The lovely and affable Tyler Dukes* has successfully pitched a session for the Science Writers 2012 meeting in October on dealing with “nightmare documents”:
Investigative science writing like this isn’t unique — but it’s a lot more rare than it should be…it’s expensive and time consuming. And more and more often, it’s becoming an unavailable option to news organizations looking to cut costs…In late March, I issued a broad-based call for what I called “nightmare documents,” the sorts of opaque public records that can be a real pain for journalists trying to use them in their reporting…Impossible-to-analyze databases. Government records hidden behind clunky Web interfaces. Unsearchable public reports digitized on ancient scanners.

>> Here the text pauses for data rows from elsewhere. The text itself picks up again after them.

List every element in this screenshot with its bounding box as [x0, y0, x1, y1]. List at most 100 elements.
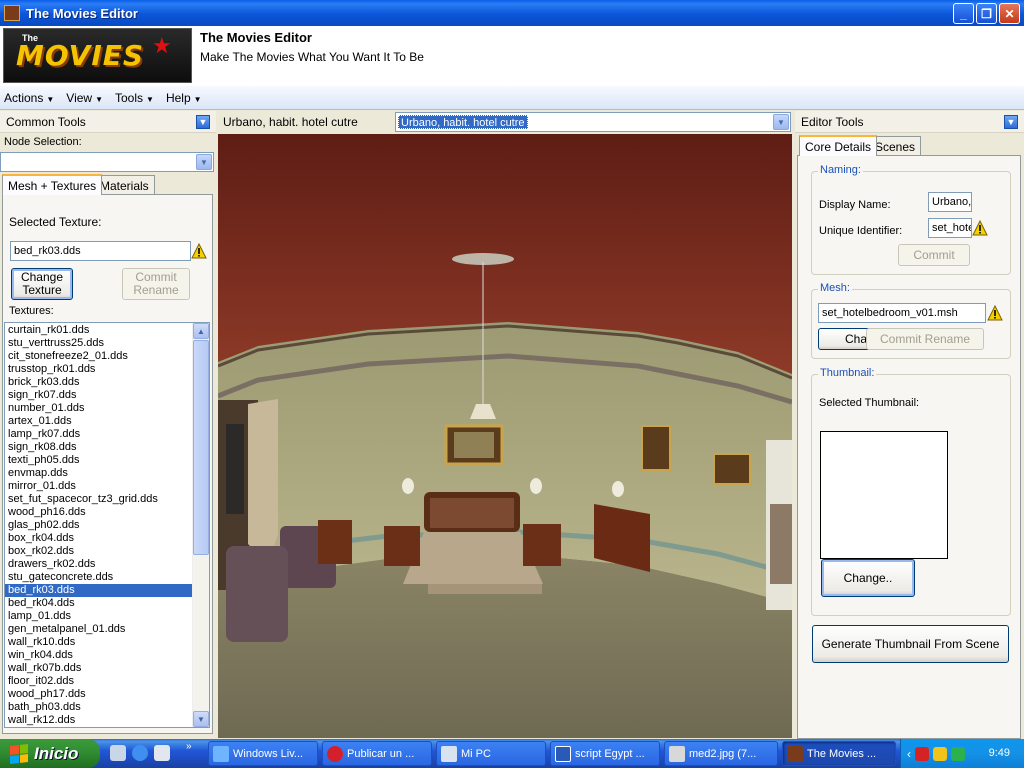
- minimize-button[interactable]: _: [953, 3, 974, 24]
- core-details-pane: Naming: Display Name: Urbano, Unique Ide…: [797, 155, 1021, 739]
- mesh-commit-rename-button[interactable]: Commit Rename: [866, 328, 984, 350]
- security-shield-icon[interactable]: [933, 746, 947, 761]
- list-item[interactable]: brick_rk03.dds: [5, 376, 193, 389]
- naming-group: Naming: Display Name: Urbano, Unique Ide…: [811, 164, 1011, 275]
- menu-tools[interactable]: Tools ▼: [115, 91, 154, 105]
- list-item[interactable]: win_rk04.dds: [5, 649, 193, 662]
- commit-button[interactable]: Commit: [898, 244, 970, 266]
- window-title: The Movies Editor: [26, 5, 138, 21]
- list-item[interactable]: drawers_rk02.dds: [5, 558, 193, 571]
- list-item[interactable]: number_01.dds: [5, 402, 193, 415]
- taskbar: Inicio » Windows Liv... Publicar un ... …: [0, 739, 1024, 768]
- media-icon[interactable]: [154, 745, 170, 761]
- list-item[interactable]: glas_ph02.dds: [5, 519, 193, 532]
- list-item[interactable]: cit_stonefreeze2_01.dds: [5, 350, 193, 363]
- unique-identifier-label: Unique Identifier:: [819, 225, 903, 237]
- editor-tools-panel: Editor Tools ▼ Core Details Scenes Namin…: [795, 111, 1024, 739]
- node-selection-combo[interactable]: ▼: [0, 152, 214, 172]
- textures-label: Textures:: [9, 305, 54, 317]
- display-name-field[interactable]: Urbano,: [928, 192, 972, 212]
- list-item[interactable]: wall_rk10.dds: [5, 636, 193, 649]
- list-item[interactable]: lamp_rk07.dds: [5, 428, 193, 441]
- menu-view[interactable]: View ▼: [66, 91, 103, 105]
- scroll-up-icon[interactable]: ▲: [193, 323, 209, 339]
- menu-help[interactable]: Help ▼: [166, 91, 202, 105]
- selected-texture-field[interactable]: bed_rk03.dds: [10, 241, 191, 261]
- textures-scrollbar[interactable]: ▲ ▼: [192, 323, 209, 727]
- quick-launch: [110, 745, 170, 761]
- list-item[interactable]: box_rk04.dds: [5, 532, 193, 545]
- the-movies-logo: The MOVIES ★: [3, 28, 192, 83]
- list-item[interactable]: box_rk02.dds: [5, 545, 193, 558]
- list-item[interactable]: wall_rk07b.dds: [5, 662, 193, 675]
- close-button[interactable]: ✕: [999, 3, 1020, 24]
- textures-list[interactable]: curtain_rk01.dds stu_verttruss25.dds cit_s…: [4, 322, 210, 728]
- commit-rename-button[interactable]: Commit Rename: [122, 268, 190, 300]
- list-item[interactable]: bath_ph03.dds: [5, 701, 193, 714]
- word-icon: [555, 745, 571, 762]
- pin-icon[interactable]: ▼: [196, 114, 210, 129]
- taskbar-script-egypt[interactable]: script Egypt ...: [550, 741, 660, 766]
- list-item[interactable]: trusstop_rk01.dds: [5, 363, 193, 376]
- windows-flag-icon: [10, 743, 28, 764]
- tab-mesh-textures[interactable]: Mesh + Textures: [2, 174, 103, 195]
- hotel-bedroom-render: [218, 134, 792, 738]
- start-button[interactable]: Inicio: [0, 739, 100, 768]
- scene-viewport[interactable]: [218, 134, 792, 738]
- unique-identifier-field[interactable]: set_hote: [928, 218, 972, 238]
- generate-thumbnail-button[interactable]: Generate Thumbnail From Scene: [812, 625, 1009, 663]
- menu-actions[interactable]: Actions ▼: [4, 91, 54, 105]
- show-desktop-icon[interactable]: [110, 745, 126, 761]
- taskbar-the-movies[interactable]: The Movies ...: [782, 741, 896, 766]
- selected-texture-label: Selected Texture:: [9, 215, 102, 229]
- list-item[interactable]: artex_01.dds: [5, 415, 193, 428]
- antivirus-icon[interactable]: [915, 746, 929, 761]
- tab-materials[interactable]: Materials: [94, 175, 155, 195]
- clock: 9:49: [988, 747, 1010, 759]
- taskbar-windows-live[interactable]: Windows Liv...: [208, 741, 318, 766]
- chevron-down-icon[interactable]: ▼: [196, 154, 212, 170]
- list-item[interactable]: wood_ph16.dds: [5, 506, 193, 519]
- image-icon: [669, 745, 685, 762]
- list-item[interactable]: stu_gateconcrete.dds: [5, 571, 193, 584]
- maximize-button[interactable]: ❐: [976, 3, 997, 24]
- list-item[interactable]: mirror_01.dds: [5, 480, 193, 493]
- list-item[interactable]: floor_it02.dds: [5, 675, 193, 688]
- list-item[interactable]: gen_metalpanel_01.dds: [5, 623, 193, 636]
- change-texture-button[interactable]: Change Texture: [11, 268, 73, 300]
- list-item[interactable]: bed_rk03.dds: [5, 584, 193, 597]
- list-item[interactable]: wall_rk12.dds: [5, 714, 193, 727]
- scroll-thumb[interactable]: [193, 340, 209, 555]
- list-item[interactable]: sign_rk08.dds: [5, 441, 193, 454]
- list-item[interactable]: sign_rk07.dds: [5, 389, 193, 402]
- opera-icon: [327, 745, 343, 762]
- selected-thumbnail-label: Selected Thumbnail:: [819, 397, 920, 409]
- list-item[interactable]: set_fut_spacecor_tz3_grid.dds: [5, 493, 193, 506]
- scroll-down-icon[interactable]: ▼: [193, 711, 209, 727]
- taskbar-publicar[interactable]: Publicar un ...: [322, 741, 432, 766]
- taskbar-mi-pc[interactable]: Mi PC: [436, 741, 546, 766]
- network-icon[interactable]: [951, 746, 965, 761]
- mesh-field[interactable]: set_hotelbedroom_v01.msh: [818, 303, 986, 323]
- header-title: The Movies Editor: [200, 30, 312, 45]
- chevron-right-icon[interactable]: »: [186, 741, 192, 752]
- list-item[interactable]: envmap.dds: [5, 467, 193, 480]
- tab-core-details[interactable]: Core Details: [799, 135, 878, 156]
- list-item[interactable]: curtain_rk01.dds: [5, 324, 193, 337]
- chevron-down-icon: ▼: [193, 94, 202, 104]
- list-item[interactable]: stu_verttruss25.dds: [5, 337, 193, 350]
- pin-icon[interactable]: ▼: [1004, 114, 1018, 129]
- list-item[interactable]: wood_ph17.dds: [5, 688, 193, 701]
- list-item[interactable]: lamp_01.dds: [5, 610, 193, 623]
- thumbnail-change-button[interactable]: Change..: [821, 559, 915, 597]
- list-item[interactable]: texti_ph05.dds: [5, 454, 193, 467]
- warning-icon: [191, 243, 207, 259]
- header-subtitle: Make The Movies What You Want It To Be: [200, 50, 424, 64]
- tray-expand-icon[interactable]: ‹: [907, 747, 911, 761]
- taskbar-med2[interactable]: med2.jpg (7...: [664, 741, 778, 766]
- list-item[interactable]: bed_rk04.dds: [5, 597, 193, 610]
- internet-explorer-icon[interactable]: [132, 745, 148, 761]
- chevron-down-icon[interactable]: ▼: [773, 114, 789, 130]
- warning-icon: [972, 220, 988, 236]
- scene-combo[interactable]: Urbano, habit. hotel cutre ▼: [395, 112, 791, 132]
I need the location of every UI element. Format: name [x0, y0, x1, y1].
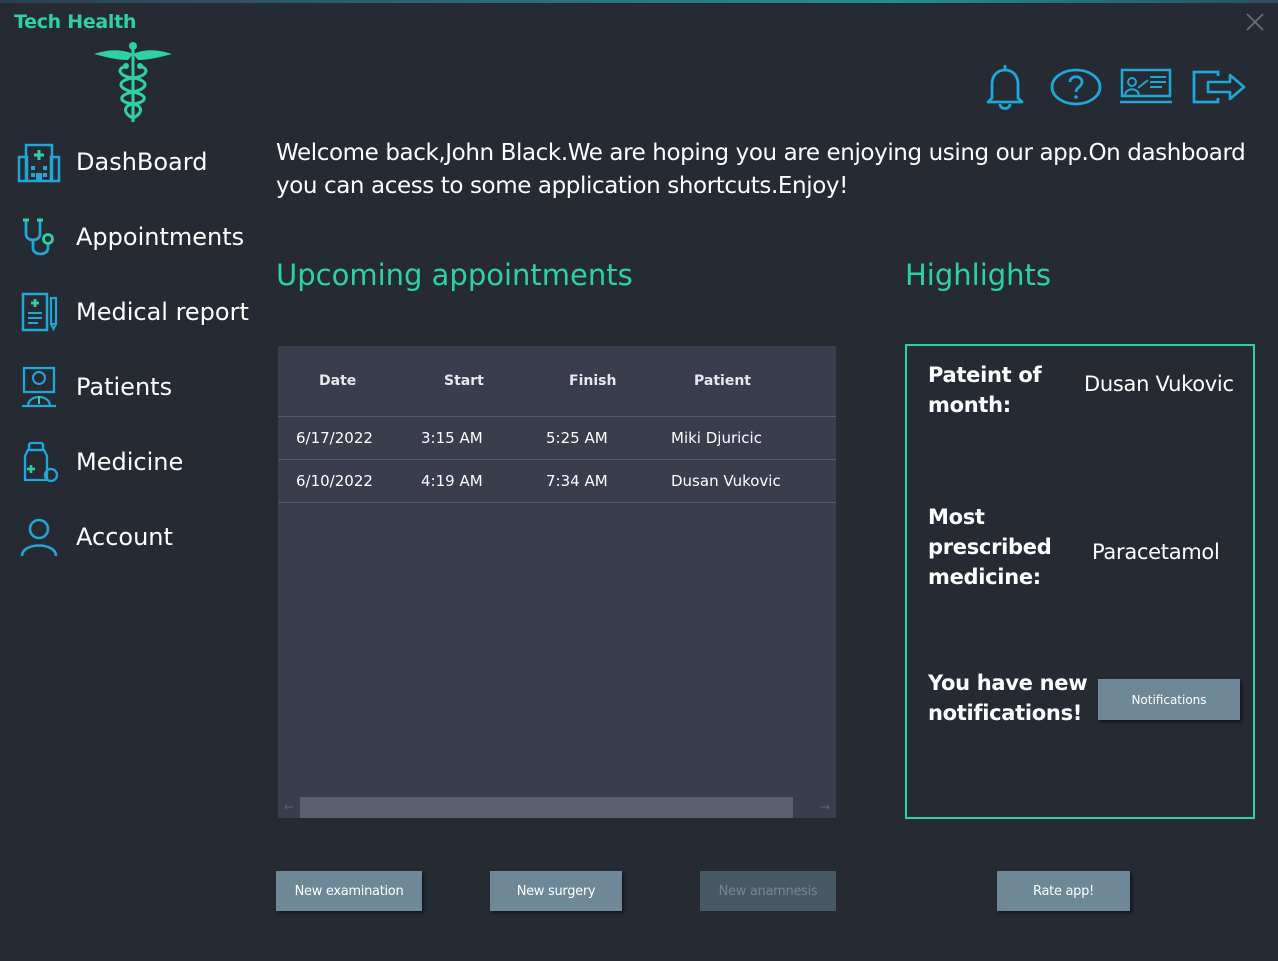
cell-finish: 5:25 AM [546, 429, 608, 447]
presentation-icon[interactable] [1118, 62, 1174, 112]
sidebar-item-medical-report[interactable]: Medical report [14, 284, 254, 340]
bell-icon[interactable] [980, 62, 1030, 112]
table-row[interactable]: 6/10/2022 4:19 AM 7:34 AM Dusan Vukovic [278, 460, 836, 503]
sidebar-item-label: Appointments [76, 223, 245, 251]
most-prescribed-label: Most prescribed medicine: [928, 505, 1052, 589]
sidebar-item-label: DashBoard [76, 148, 208, 176]
scroll-right-icon[interactable]: → [815, 797, 835, 818]
medical-report-icon [14, 287, 64, 337]
column-header-date[interactable]: Date [319, 373, 356, 389]
table-row[interactable]: 6/17/2022 3:15 AM 5:25 AM Miki Djuricic [278, 417, 836, 460]
most-prescribed-value: Paracetamol [1092, 540, 1220, 564]
notifications-button[interactable]: Notifications [1098, 679, 1240, 720]
cell-start: 4:19 AM [421, 472, 483, 490]
new-surgery-button[interactable]: New surgery [490, 871, 622, 911]
highlights-panel: Pateint of month: Dusan Vukovic Most pre… [905, 344, 1255, 819]
appointments-table[interactable]: Date Start Finish Patient 6/17/2022 3:15… [278, 346, 836, 818]
patient-of-month-value: Dusan Vukovic [1084, 372, 1234, 396]
logout-icon[interactable] [1190, 62, 1248, 112]
welcome-message: Welcome back,John Black.We are hoping yo… [276, 140, 1246, 199]
scrollbar-thumb[interactable] [300, 797, 793, 818]
cell-finish: 7:34 AM [546, 472, 608, 490]
highlights-section-title: Highlights [905, 258, 1052, 292]
column-header-finish[interactable]: Finish [569, 373, 616, 389]
table-header: Date Start Finish Patient [278, 346, 836, 417]
hospital-icon [14, 137, 64, 187]
new-examination-button[interactable]: New examination [276, 871, 422, 911]
cell-patient: Miki Djuricic [671, 429, 762, 447]
cell-date: 6/17/2022 [296, 429, 373, 447]
close-icon[interactable] [1244, 11, 1266, 33]
cell-date: 6/10/2022 [296, 472, 373, 490]
sidebar-item-patients[interactable]: Patients [14, 359, 254, 415]
sidebar-item-medicine[interactable]: Medicine [14, 434, 254, 490]
window-top-border [0, 0, 1278, 3]
caduceus-logo-icon [94, 42, 172, 122]
sidebar-item-dashboard[interactable]: DashBoard [14, 134, 254, 190]
rate-app-button[interactable]: Rate app! [997, 871, 1130, 911]
medicine-bottle-icon [14, 437, 64, 487]
cell-start: 3:15 AM [421, 429, 483, 447]
sidebar-item-label: Account [76, 523, 173, 551]
sidebar-item-label: Medical report [76, 298, 249, 326]
sidebar-item-account[interactable]: Account [14, 509, 254, 565]
sidebar-item-label: Medicine [76, 448, 184, 476]
app-title: Tech Health [14, 11, 137, 33]
user-icon [14, 512, 64, 562]
cell-patient: Dusan Vukovic [671, 472, 781, 490]
column-header-start[interactable]: Start [444, 373, 484, 389]
new-anamnesis-button[interactable]: New anamnesis [700, 871, 836, 911]
column-header-patient[interactable]: Patient [694, 373, 751, 389]
patient-icon [14, 362, 64, 412]
help-icon[interactable] [1049, 62, 1103, 112]
appointments-section-title: Upcoming appointments [276, 258, 633, 292]
new-notifications-label: You have new notifications! [928, 671, 1088, 725]
patient-of-month-label: Pateint of month: [928, 363, 1042, 417]
stethoscope-icon [14, 212, 64, 262]
scroll-left-icon[interactable]: ← [279, 797, 299, 818]
sidebar-item-appointments[interactable]: Appointments [14, 209, 254, 265]
sidebar-item-label: Patients [76, 373, 173, 401]
horizontal-scrollbar[interactable]: ← → [278, 797, 836, 818]
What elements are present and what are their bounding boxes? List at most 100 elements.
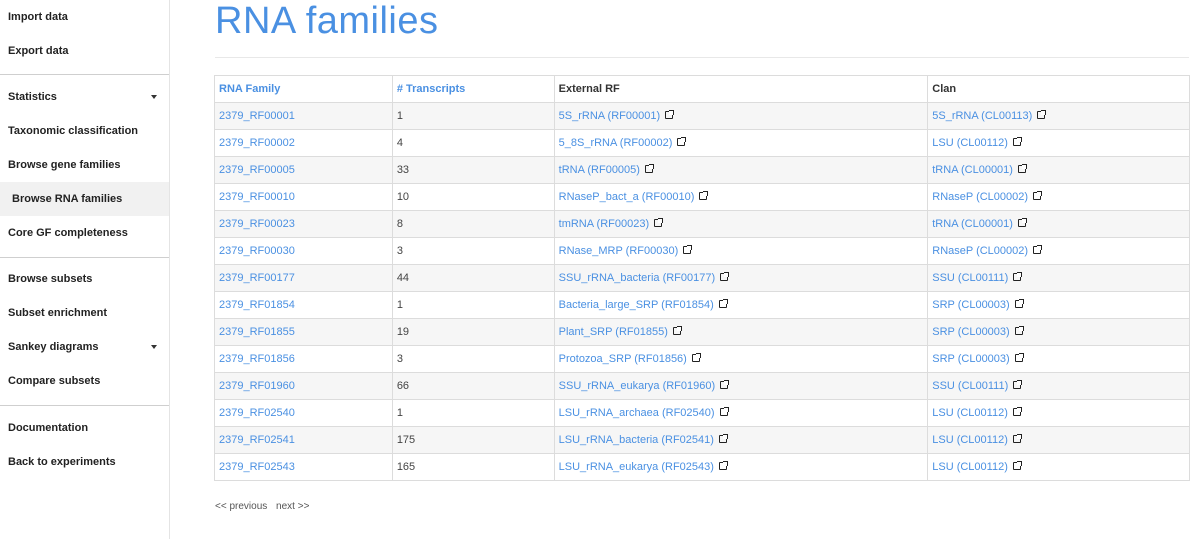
external-link-icon[interactable] bbox=[1012, 137, 1022, 146]
rna-family-link[interactable]: 2379_RF02540 bbox=[219, 407, 295, 419]
title-divider bbox=[215, 57, 1189, 58]
rna-family-link[interactable]: 2379_RF00023 bbox=[219, 218, 295, 230]
external-link-icon[interactable] bbox=[1013, 380, 1023, 389]
sidebar-divider bbox=[0, 257, 169, 258]
external-link-icon[interactable] bbox=[683, 245, 693, 254]
previous-page-link[interactable]: << previous bbox=[215, 501, 267, 512]
sidebar-divider bbox=[0, 74, 169, 75]
sidebar-item-label: Sankey diagrams bbox=[8, 341, 99, 353]
sidebar-item-compare-subsets[interactable]: Compare subsets bbox=[0, 364, 169, 398]
sidebar-item-browse-gene-families[interactable]: Browse gene families bbox=[0, 148, 169, 182]
rna-family-link[interactable]: 2379_RF00010 bbox=[219, 191, 295, 203]
sidebar-item-core-gf-completeness[interactable]: Core GF completeness bbox=[0, 216, 169, 250]
external-link-icon[interactable] bbox=[665, 110, 675, 119]
external-link-icon[interactable] bbox=[1013, 272, 1023, 281]
external-link-icon[interactable] bbox=[719, 407, 729, 416]
external-rf-link[interactable]: SSU_rRNA_bacteria (RF00177) bbox=[559, 272, 716, 284]
clan-link[interactable]: LSU (CL00112) bbox=[932, 461, 1008, 473]
external-rf-link[interactable]: LSU_rRNA_archaea (RF02540) bbox=[559, 407, 715, 419]
external-link-icon[interactable] bbox=[677, 137, 687, 146]
sidebar-item-browse-rna-families[interactable]: Browse RNA families bbox=[0, 182, 169, 216]
next-page-link[interactable]: next >> bbox=[276, 501, 309, 512]
external-link-icon[interactable] bbox=[718, 461, 728, 470]
external-link-icon[interactable] bbox=[1012, 434, 1022, 443]
clan-link[interactable]: tRNA (CL00001) bbox=[932, 218, 1013, 230]
external-link-icon[interactable] bbox=[672, 326, 682, 335]
transcript-count-cell: 1 bbox=[391, 102, 555, 130]
clan-link[interactable]: SRP (CL00003) bbox=[932, 299, 1009, 311]
rna-family-link[interactable]: 2379_RF01856 bbox=[219, 353, 295, 365]
sidebar-item-back-to-experiments[interactable]: Back to experiments bbox=[0, 445, 169, 479]
column-header-rna-family[interactable]: RNA Family bbox=[214, 75, 393, 103]
external-rf-link[interactable]: RNase_MRP (RF00030) bbox=[559, 245, 679, 257]
clan-link-cell: SRP (CL00003) bbox=[927, 318, 1190, 346]
clan-link-cell: LSU (CL00112) bbox=[927, 426, 1190, 454]
column-header-transcripts[interactable]: # Transcripts bbox=[391, 75, 555, 103]
sidebar-item-label: Documentation bbox=[8, 422, 89, 434]
clan-link[interactable]: tRNA (CL00001) bbox=[932, 164, 1013, 176]
sidebar-item-browse-subsets[interactable]: Browse subsets bbox=[0, 262, 169, 296]
external-link-icon[interactable] bbox=[1014, 353, 1024, 362]
rna-family-link[interactable]: 2379_RF02543 bbox=[219, 461, 295, 473]
table-header-row: RNA Family # Transcripts External RF Cla… bbox=[214, 75, 1190, 103]
external-link-icon[interactable] bbox=[1012, 407, 1022, 416]
external-link-icon[interactable] bbox=[1014, 299, 1024, 308]
external-link-icon[interactable] bbox=[1033, 191, 1043, 200]
external-link-icon[interactable] bbox=[654, 218, 664, 227]
rna-family-link[interactable]: 2379_RF01960 bbox=[219, 380, 295, 392]
clan-link[interactable]: LSU (CL00112) bbox=[932, 137, 1008, 149]
rna-family-link[interactable]: 2379_RF01854 bbox=[219, 299, 295, 311]
rna-family-link[interactable]: 2379_RF02541 bbox=[219, 434, 295, 446]
sidebar-item-import-data[interactable]: Import data bbox=[0, 0, 169, 34]
external-link-icon[interactable] bbox=[1017, 164, 1027, 173]
clan-link[interactable]: SSU (CL00111) bbox=[932, 380, 1008, 392]
rna-family-link[interactable]: 2379_RF00030 bbox=[219, 245, 295, 257]
rna-family-link[interactable]: 2379_RF00002 bbox=[219, 137, 295, 149]
clan-link[interactable]: LSU (CL00112) bbox=[932, 434, 1008, 446]
external-rf-link[interactable]: Protozoa_SRP (RF01856) bbox=[559, 353, 687, 365]
external-rf-link[interactable]: RNaseP_bact_a (RF00010) bbox=[559, 191, 695, 203]
external-rf-link[interactable]: LSU_rRNA_eukarya (RF02543) bbox=[559, 461, 714, 473]
external-link-icon[interactable] bbox=[699, 191, 709, 200]
external-link-icon[interactable] bbox=[1033, 245, 1043, 254]
external-rf-link[interactable]: tRNA (RF00005) bbox=[559, 164, 640, 176]
external-link-icon[interactable] bbox=[720, 272, 730, 281]
rna-family-link[interactable]: 2379_RF01855 bbox=[219, 326, 295, 338]
sidebar-item-statistics[interactable]: Statistics bbox=[0, 80, 169, 114]
external-rf-link[interactable]: 5S_rRNA (RF00001) bbox=[559, 110, 661, 122]
rna-family-link[interactable]: 2379_RF00005 bbox=[219, 164, 295, 176]
external-link-icon[interactable] bbox=[1017, 218, 1027, 227]
external-link-icon[interactable] bbox=[1012, 461, 1022, 470]
clan-link[interactable]: LSU (CL00112) bbox=[932, 407, 1008, 419]
clan-link[interactable]: SSU (CL00111) bbox=[932, 272, 1008, 284]
clan-link[interactable]: SRP (CL00003) bbox=[932, 326, 1009, 338]
external-rf-link[interactable]: Plant_SRP (RF01855) bbox=[559, 326, 668, 338]
clan-link[interactable]: SRP (CL00003) bbox=[932, 353, 1009, 365]
external-rf-link[interactable]: 5_8S_rRNA (RF00002) bbox=[559, 137, 673, 149]
sidebar-item-label: Subset enrichment bbox=[8, 307, 108, 319]
external-link-icon[interactable] bbox=[718, 299, 728, 308]
sidebar-item-taxonomic-classification[interactable]: Taxonomic classification bbox=[0, 114, 169, 148]
sidebar-item-export-data[interactable]: Export data bbox=[0, 34, 169, 68]
external-link-icon[interactable] bbox=[720, 380, 730, 389]
external-link-icon[interactable] bbox=[644, 164, 654, 173]
sidebar-item-sankey-diagrams[interactable]: Sankey diagrams bbox=[0, 330, 169, 364]
external-rf-link[interactable]: LSU_rRNA_bacteria (RF02541) bbox=[559, 434, 714, 446]
clan-link[interactable]: RNaseP (CL00002) bbox=[932, 245, 1028, 257]
external-rf-link[interactable]: Bacteria_large_SRP (RF01854) bbox=[559, 299, 714, 311]
external-rf-link[interactable]: SSU_rRNA_eukarya (RF01960) bbox=[559, 380, 716, 392]
clan-link[interactable]: 5S_rRNA (CL00113) bbox=[932, 110, 1032, 122]
external-link-icon[interactable] bbox=[718, 434, 728, 443]
rna-family-link-cell: 2379_RF00177 bbox=[214, 264, 393, 292]
external-link-icon[interactable] bbox=[691, 353, 701, 362]
clan-link[interactable]: RNaseP (CL00002) bbox=[932, 191, 1028, 203]
sidebar-item-subset-enrichment[interactable]: Subset enrichment bbox=[0, 296, 169, 330]
sidebar-item-documentation[interactable]: Documentation bbox=[0, 411, 169, 445]
external-rf-link[interactable]: tmRNA (RF00023) bbox=[559, 218, 649, 230]
transcript-count: 10 bbox=[396, 191, 410, 203]
external-link-icon[interactable] bbox=[1014, 326, 1024, 335]
column-header-external-rf: External RF bbox=[553, 75, 929, 103]
external-link-icon[interactable] bbox=[1037, 110, 1047, 119]
rna-family-link[interactable]: 2379_RF00001 bbox=[219, 110, 295, 122]
rna-family-link[interactable]: 2379_RF00177 bbox=[219, 272, 295, 284]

I’ve encountered the same problem, not as a journalist, but as a researcher – datasets that are “shared” or “publicly available” that are almost unusable due to poor formatting and annotation. Although many journals require datasets to be made available, the requirements for useful formatting and annotation, even at public data repository sites, are usually laughable. And, most busy researchers can only be bothered to meet those minimal standards (eg, “Do you think that is good enough for them to let us publish? Cause I got a grant due.”).
I am happy to say that this is an issue of which Open Data advocates are well aware and are taking concrete steps to address.
*We say nice things about people who want to interview us; and by “us” I mean “me”. Mike says positively horrid things about everyone he talks to.